PS 54-203 - Perennial grasses in annual-dominated communities: Tradeoffs between invasive species suppression and fecundity

Friday, August 12, 2016
ESA Exhibit Hall, Ft Lauderdale Convention Center
Evan Batzer, Department of Plant Sciences, University of California Davis, Davis, CA

Throughout the western United States, invasions of exotic annual grasses are becoming increasingly common, often driving rapid declines in ecosystem diversity, production, and resilience. As a potential management strategy, restoration of native perennial bunchgrasses is thought to suppress these invasive species and facilitate growth of other native taxa. However, the same characteristics that confer an inhibitory effect on invasive species may also reduce bunchgrass growth and fecundity, of which seed production is a particularly strong controller of perennial grass establishment in California grasslands. To explore the relationship between invasive suppression and reproductive effort in native bunchgrasses, I established six sampling grids composed of fifty 1m 2 plots in populations of Stipa pulchra (purple needlegrass) at the McLaughlin Natural Reserve, Lower Lake, California. S. pulchra densities varied substantially within sampling grids, ranging from 0 to 85% total areal cover per meter. In each 1m 2 plot, I evaluated cover and basal area of all S. pulchra tussocks, in addition to diversity and cover of exotic and native species. To estimate bunchgrass fecundity, I counted the number of reproductive culms produced by each S. pulchra individual and collected seed from randomly chosen tussocks in plots exhibiting a range of S. pulchra cover values.

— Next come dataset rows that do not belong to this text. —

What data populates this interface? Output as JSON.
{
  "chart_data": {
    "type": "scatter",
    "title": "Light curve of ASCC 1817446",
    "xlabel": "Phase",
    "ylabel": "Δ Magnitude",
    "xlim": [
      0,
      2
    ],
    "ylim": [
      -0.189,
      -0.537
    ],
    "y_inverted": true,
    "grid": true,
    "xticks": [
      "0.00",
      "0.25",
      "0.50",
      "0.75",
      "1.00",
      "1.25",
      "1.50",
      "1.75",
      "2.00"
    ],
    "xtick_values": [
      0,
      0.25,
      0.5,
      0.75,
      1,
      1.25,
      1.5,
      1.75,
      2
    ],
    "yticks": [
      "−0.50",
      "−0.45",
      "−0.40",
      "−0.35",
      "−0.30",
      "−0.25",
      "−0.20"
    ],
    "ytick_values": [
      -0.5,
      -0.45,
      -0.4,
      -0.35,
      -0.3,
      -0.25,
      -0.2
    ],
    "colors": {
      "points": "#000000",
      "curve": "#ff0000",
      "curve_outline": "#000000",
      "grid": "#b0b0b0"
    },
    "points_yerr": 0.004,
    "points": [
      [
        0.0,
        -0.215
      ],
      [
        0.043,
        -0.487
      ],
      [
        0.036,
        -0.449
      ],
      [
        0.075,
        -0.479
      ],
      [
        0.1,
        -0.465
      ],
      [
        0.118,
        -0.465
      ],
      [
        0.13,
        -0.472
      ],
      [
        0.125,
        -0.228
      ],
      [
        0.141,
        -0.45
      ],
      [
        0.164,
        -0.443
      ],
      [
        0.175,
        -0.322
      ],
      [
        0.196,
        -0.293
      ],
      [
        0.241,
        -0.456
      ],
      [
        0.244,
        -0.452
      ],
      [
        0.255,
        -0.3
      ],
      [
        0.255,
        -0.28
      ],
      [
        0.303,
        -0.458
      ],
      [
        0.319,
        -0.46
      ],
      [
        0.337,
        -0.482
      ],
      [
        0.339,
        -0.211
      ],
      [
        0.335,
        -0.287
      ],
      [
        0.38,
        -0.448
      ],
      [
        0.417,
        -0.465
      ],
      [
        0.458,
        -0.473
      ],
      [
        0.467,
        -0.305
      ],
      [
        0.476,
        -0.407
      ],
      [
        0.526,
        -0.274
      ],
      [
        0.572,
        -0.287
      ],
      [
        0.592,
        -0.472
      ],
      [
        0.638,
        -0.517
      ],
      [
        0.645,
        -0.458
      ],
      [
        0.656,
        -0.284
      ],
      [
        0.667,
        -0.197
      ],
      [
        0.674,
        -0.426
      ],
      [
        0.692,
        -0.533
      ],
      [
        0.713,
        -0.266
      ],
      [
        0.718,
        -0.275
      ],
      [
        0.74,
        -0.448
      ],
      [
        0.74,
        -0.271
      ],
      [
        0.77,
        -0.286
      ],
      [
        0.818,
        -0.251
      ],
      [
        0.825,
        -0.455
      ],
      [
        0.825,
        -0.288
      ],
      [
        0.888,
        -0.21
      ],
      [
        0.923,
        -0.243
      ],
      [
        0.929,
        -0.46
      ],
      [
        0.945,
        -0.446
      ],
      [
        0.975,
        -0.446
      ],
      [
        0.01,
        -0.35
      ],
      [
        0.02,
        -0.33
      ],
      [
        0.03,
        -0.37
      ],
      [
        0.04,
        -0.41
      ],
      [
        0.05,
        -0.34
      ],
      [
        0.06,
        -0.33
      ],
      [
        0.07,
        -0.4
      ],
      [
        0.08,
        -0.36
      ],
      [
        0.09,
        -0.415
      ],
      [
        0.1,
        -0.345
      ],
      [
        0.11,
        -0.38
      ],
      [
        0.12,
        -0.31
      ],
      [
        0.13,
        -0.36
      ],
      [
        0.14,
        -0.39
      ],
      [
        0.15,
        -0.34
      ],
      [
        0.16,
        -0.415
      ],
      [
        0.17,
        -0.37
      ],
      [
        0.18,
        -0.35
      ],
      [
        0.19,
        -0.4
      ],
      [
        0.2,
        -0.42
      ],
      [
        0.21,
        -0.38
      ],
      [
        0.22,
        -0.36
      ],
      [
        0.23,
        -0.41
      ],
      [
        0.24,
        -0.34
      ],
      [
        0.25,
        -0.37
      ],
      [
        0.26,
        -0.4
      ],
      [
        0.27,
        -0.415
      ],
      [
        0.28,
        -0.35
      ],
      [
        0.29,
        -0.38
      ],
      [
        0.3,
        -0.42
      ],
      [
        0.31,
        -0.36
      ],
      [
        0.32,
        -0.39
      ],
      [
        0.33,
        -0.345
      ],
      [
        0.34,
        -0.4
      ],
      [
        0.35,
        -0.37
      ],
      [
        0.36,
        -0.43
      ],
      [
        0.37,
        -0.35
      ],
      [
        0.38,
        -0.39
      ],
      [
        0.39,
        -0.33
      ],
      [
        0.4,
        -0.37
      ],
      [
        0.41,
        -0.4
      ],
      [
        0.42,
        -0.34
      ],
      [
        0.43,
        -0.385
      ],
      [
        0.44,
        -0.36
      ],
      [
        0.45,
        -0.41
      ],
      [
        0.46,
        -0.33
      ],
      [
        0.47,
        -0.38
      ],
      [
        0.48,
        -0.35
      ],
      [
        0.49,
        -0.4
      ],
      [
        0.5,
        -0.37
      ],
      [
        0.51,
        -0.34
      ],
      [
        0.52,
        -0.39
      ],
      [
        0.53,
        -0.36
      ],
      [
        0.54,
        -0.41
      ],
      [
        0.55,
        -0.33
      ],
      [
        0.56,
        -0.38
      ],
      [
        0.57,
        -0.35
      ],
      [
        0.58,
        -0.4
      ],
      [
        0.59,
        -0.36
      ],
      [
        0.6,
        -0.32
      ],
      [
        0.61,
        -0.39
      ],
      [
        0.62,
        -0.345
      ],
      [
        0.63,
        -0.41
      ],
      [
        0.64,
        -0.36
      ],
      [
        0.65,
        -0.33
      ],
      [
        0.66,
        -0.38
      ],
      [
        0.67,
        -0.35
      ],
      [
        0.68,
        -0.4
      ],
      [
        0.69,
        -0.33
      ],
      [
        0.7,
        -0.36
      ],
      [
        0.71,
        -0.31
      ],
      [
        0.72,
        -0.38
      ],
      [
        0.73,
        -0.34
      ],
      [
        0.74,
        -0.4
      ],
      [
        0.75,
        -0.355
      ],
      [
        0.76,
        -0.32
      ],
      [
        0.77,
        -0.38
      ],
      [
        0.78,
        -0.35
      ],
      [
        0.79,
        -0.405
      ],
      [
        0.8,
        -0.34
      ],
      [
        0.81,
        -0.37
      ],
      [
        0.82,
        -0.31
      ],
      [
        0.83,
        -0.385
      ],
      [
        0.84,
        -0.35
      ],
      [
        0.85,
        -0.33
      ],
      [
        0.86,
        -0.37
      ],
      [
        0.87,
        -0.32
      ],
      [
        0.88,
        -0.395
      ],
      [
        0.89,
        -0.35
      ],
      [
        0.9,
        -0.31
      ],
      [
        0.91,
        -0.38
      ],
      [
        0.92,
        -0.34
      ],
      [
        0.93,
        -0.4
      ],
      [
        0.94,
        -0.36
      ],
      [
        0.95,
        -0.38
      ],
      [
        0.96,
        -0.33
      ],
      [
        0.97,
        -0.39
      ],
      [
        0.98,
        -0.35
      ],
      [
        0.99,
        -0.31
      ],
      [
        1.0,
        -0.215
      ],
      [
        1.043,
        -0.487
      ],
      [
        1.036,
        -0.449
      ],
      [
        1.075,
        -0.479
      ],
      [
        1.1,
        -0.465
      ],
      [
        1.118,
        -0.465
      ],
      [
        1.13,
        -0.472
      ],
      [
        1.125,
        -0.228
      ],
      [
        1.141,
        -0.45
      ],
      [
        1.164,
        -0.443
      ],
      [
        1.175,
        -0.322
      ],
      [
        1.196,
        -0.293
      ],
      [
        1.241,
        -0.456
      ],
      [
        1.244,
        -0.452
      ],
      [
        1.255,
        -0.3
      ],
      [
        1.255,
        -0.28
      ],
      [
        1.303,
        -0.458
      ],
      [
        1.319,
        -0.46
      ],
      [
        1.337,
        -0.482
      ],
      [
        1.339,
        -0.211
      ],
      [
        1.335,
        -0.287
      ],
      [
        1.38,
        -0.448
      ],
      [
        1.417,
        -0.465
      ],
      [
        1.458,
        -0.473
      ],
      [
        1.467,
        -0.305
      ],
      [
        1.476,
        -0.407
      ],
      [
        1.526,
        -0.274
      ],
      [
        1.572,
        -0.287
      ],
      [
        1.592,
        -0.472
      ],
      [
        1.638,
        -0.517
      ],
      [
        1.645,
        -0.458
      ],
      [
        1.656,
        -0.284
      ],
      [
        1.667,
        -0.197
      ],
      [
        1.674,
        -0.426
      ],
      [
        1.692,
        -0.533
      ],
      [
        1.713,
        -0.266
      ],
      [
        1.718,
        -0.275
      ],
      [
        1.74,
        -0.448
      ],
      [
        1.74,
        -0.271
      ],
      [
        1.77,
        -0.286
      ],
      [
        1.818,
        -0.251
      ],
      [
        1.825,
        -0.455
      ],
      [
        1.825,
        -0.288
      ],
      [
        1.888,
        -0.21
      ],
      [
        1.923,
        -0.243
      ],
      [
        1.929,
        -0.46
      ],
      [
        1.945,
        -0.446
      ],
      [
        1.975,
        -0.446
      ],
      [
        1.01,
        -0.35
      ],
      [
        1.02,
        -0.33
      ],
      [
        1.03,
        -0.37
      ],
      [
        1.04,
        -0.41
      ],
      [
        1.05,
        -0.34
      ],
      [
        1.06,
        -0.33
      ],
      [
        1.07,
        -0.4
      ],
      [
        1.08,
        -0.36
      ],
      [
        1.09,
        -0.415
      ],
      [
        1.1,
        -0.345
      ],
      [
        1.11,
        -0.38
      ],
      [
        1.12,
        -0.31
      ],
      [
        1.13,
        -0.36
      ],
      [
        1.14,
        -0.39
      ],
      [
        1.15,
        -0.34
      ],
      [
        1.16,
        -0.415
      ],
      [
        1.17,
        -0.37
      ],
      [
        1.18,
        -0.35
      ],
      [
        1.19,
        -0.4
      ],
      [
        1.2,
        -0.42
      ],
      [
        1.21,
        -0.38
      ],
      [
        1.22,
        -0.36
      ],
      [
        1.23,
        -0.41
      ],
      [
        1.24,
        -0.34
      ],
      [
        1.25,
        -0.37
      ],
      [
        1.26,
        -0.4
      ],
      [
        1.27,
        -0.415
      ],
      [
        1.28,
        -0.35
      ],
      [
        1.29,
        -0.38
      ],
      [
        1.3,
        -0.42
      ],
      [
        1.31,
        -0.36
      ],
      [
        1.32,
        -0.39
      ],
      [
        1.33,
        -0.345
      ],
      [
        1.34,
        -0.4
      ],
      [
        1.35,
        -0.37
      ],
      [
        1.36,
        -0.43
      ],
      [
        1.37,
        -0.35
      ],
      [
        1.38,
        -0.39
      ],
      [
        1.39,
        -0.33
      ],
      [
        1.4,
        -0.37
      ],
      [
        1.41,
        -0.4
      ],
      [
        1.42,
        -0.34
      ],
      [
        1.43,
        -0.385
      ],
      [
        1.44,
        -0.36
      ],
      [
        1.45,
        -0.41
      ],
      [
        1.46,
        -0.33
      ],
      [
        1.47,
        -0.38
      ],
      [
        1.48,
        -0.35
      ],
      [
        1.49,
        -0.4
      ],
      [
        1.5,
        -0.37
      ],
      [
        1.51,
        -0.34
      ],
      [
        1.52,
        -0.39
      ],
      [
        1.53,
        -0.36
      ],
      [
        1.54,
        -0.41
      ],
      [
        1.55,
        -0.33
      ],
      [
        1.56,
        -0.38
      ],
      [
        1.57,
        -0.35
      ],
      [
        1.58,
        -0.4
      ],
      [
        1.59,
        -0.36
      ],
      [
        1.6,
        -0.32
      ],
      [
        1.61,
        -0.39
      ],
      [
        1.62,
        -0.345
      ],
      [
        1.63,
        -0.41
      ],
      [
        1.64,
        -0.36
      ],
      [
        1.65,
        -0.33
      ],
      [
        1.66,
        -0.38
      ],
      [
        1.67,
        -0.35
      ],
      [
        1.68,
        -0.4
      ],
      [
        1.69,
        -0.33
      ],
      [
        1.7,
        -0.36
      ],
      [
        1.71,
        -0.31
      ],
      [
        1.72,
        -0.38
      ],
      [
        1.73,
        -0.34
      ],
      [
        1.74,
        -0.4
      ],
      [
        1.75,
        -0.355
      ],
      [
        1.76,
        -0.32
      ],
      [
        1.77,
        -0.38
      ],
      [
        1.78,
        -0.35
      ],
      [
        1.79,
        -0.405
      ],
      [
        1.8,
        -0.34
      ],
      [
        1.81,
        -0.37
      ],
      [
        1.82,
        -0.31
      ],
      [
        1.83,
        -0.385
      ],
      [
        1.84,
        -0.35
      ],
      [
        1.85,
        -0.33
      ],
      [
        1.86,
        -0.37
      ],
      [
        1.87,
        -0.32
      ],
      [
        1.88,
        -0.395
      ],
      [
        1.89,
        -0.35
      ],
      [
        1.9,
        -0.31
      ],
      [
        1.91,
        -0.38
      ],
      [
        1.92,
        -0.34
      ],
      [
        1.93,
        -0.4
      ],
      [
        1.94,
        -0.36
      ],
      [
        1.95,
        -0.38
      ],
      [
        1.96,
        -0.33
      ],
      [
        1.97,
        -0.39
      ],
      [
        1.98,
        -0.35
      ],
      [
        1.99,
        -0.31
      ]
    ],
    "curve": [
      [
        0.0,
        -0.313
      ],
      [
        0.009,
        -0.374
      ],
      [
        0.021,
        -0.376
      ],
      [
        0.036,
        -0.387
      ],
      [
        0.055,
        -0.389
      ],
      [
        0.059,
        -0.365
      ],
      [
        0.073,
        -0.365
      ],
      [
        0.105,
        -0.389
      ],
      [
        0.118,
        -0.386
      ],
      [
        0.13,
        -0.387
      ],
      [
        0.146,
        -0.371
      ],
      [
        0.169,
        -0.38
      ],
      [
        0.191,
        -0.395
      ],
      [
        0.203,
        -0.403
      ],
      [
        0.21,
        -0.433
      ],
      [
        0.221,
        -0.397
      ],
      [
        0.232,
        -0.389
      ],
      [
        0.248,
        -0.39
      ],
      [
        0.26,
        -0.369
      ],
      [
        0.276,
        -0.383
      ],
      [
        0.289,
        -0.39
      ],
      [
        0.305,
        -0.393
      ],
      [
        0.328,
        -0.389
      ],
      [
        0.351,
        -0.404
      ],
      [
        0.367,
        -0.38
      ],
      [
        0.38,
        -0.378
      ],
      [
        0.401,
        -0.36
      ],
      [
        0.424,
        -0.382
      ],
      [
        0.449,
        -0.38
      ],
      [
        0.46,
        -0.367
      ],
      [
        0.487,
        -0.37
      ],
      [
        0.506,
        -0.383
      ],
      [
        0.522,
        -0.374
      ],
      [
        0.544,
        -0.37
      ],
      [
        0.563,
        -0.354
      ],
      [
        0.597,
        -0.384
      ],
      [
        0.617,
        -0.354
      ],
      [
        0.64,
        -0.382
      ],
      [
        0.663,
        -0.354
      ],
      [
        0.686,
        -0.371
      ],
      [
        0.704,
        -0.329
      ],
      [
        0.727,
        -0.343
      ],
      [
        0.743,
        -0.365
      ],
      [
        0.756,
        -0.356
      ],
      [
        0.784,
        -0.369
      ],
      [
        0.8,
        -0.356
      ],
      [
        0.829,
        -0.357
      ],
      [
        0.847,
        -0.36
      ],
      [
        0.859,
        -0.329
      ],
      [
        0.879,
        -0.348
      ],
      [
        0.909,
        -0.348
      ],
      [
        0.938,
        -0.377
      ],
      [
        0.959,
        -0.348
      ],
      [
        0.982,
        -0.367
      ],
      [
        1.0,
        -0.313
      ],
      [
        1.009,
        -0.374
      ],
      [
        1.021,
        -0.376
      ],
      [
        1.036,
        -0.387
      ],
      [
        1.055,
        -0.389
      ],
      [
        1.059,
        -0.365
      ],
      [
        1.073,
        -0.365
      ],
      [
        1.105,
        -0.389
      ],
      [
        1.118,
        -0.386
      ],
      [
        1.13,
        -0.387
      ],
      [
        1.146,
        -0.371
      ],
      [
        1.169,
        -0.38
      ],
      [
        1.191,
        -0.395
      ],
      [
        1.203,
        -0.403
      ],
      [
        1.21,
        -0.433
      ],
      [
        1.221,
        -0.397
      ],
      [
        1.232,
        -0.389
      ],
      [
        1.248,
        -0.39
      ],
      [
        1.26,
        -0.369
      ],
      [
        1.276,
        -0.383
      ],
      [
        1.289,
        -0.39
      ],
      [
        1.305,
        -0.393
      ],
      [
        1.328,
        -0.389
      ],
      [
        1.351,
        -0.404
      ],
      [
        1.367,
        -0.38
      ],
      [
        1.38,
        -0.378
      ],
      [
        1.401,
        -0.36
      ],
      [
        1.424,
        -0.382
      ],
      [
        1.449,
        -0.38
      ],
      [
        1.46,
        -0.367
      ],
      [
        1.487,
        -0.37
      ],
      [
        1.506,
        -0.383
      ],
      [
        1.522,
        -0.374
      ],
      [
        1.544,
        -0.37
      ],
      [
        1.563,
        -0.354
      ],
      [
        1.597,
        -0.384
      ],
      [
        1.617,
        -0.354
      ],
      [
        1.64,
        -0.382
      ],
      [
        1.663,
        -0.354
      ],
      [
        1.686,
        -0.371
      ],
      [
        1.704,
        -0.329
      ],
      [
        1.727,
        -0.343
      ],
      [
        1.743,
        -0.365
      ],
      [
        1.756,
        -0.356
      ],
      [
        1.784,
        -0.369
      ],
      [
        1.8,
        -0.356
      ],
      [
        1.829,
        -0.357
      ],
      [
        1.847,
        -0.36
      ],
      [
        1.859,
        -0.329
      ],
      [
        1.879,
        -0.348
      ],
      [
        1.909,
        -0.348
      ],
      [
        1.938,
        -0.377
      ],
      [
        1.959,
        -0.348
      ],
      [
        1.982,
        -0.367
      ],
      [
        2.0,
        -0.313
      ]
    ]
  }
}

Results indicate that exotic grass abundance was in general, negatively correlated with S. pulchra cover, though this trend varied substantially between sites. In addition, S. pulchra abundance was not associated with the increase in cover of other native species, regardless of site. Nonetheless, Shannon diversity index values peaked at intermediate S. pulchra densities. Per-individual bunchgrass reproductive effort, exhibited a linear relationship with increasing bunchgrass area. However, linear mixed effects models controlling for random effects between populations indicate that the relationship between bunchgrass basal area and reproductive output was strongly influenced by the density of conspecific individuals within 1m 2 plots—at the highest recorded values of S. pulchra cover, large bunchgrass individuals showed little reproductive culm production, irrespective of basal area. Similarly, mean seed mass in S. pulchra showed a negative relationship with increasing cover of intraspecific competitors. My data suggests that while high densities of S. pulchra are capable of greatly inhibiting exotic annual grass abundance, these populations may exhibit low rates of seed production, reducing opportunities for population growth and spatial expansion into favorable microsites.